25 volontari, uno zainetto sullo spalle e degli smartphones, insieme per monitorare la qualità dell’aria di Torino. Il progetto nato, per essere sperimentato in contemporanea a Torino, Anversa e Londra, durerà 4 mesi ed è stato presentato alla Smart City Exibition di Bologna.

Con questo strumento innovativo, alimentato a energia solare, a partire da Novembre i 25 volontari percorreranno la città di Torino e trasmetteranno attraverso gli smartphone i dati alla banca centrale per calcolare la concentrazione delle PM10 e degli altri inquinanti.
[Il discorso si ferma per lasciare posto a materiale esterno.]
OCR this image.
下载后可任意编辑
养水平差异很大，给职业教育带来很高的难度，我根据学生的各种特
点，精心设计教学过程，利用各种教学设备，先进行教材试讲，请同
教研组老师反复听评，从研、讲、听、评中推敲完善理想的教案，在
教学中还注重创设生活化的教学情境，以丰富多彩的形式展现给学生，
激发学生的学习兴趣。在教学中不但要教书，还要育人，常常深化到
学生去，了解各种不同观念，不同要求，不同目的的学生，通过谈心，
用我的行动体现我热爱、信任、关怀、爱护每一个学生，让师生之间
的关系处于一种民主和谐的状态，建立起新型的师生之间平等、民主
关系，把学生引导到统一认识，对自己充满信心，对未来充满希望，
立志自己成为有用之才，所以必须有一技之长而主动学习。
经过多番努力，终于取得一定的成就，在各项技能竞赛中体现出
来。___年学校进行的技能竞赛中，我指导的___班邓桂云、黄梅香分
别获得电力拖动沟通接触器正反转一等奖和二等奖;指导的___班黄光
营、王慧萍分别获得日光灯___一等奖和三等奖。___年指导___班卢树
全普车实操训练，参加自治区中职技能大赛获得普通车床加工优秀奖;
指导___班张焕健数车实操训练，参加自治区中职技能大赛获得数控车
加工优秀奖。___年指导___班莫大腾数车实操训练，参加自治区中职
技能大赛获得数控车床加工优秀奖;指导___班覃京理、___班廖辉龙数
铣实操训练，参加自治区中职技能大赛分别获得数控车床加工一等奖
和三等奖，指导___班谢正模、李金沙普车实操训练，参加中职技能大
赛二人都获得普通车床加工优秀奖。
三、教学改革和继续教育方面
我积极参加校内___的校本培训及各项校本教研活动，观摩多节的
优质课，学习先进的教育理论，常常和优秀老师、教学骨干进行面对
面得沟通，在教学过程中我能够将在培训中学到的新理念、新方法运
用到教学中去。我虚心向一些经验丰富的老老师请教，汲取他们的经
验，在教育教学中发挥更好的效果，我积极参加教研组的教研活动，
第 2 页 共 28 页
Le persone sono state scelte per avere dei percorsi diversi a piedi o in bici, in sostanza saranno delle centraline in movimento in grado di acquisire una mappatura reale e dinamica della situazione dello smog in città. Una rete umana a servizio della collettività. Torino purtroppo è una delle città più inquinate d’Italia e questo strumento può fornire dei dati che opportunamente raccolti e valutati possono essere utilizzati per trovare una soluzione.

Lo zainetto, battezzato Sensorbox e al centro della sperimentazione del progetto Europeo Everyaware, è stato realizzato dalla Csp – Innovazione nelle ICT, l’organismo di ricerca con sede a Torino che svolge attività di ricerca industriale e sviluppo sperimentale, e dalla collaborazione con l’Università di Roma La Sapienza, la Fondazione ISI, il centro di ricerca tedesco L3s e l’University College di Londra

Speriamo che oltre a fornire dei validi dati per creare una mappatura dinamica dello smog della città sia anche adeguatamente veicolato il messaggio per aumentare la consapevolezza che dai gesti di tutti dipende il nostro benessere di vita.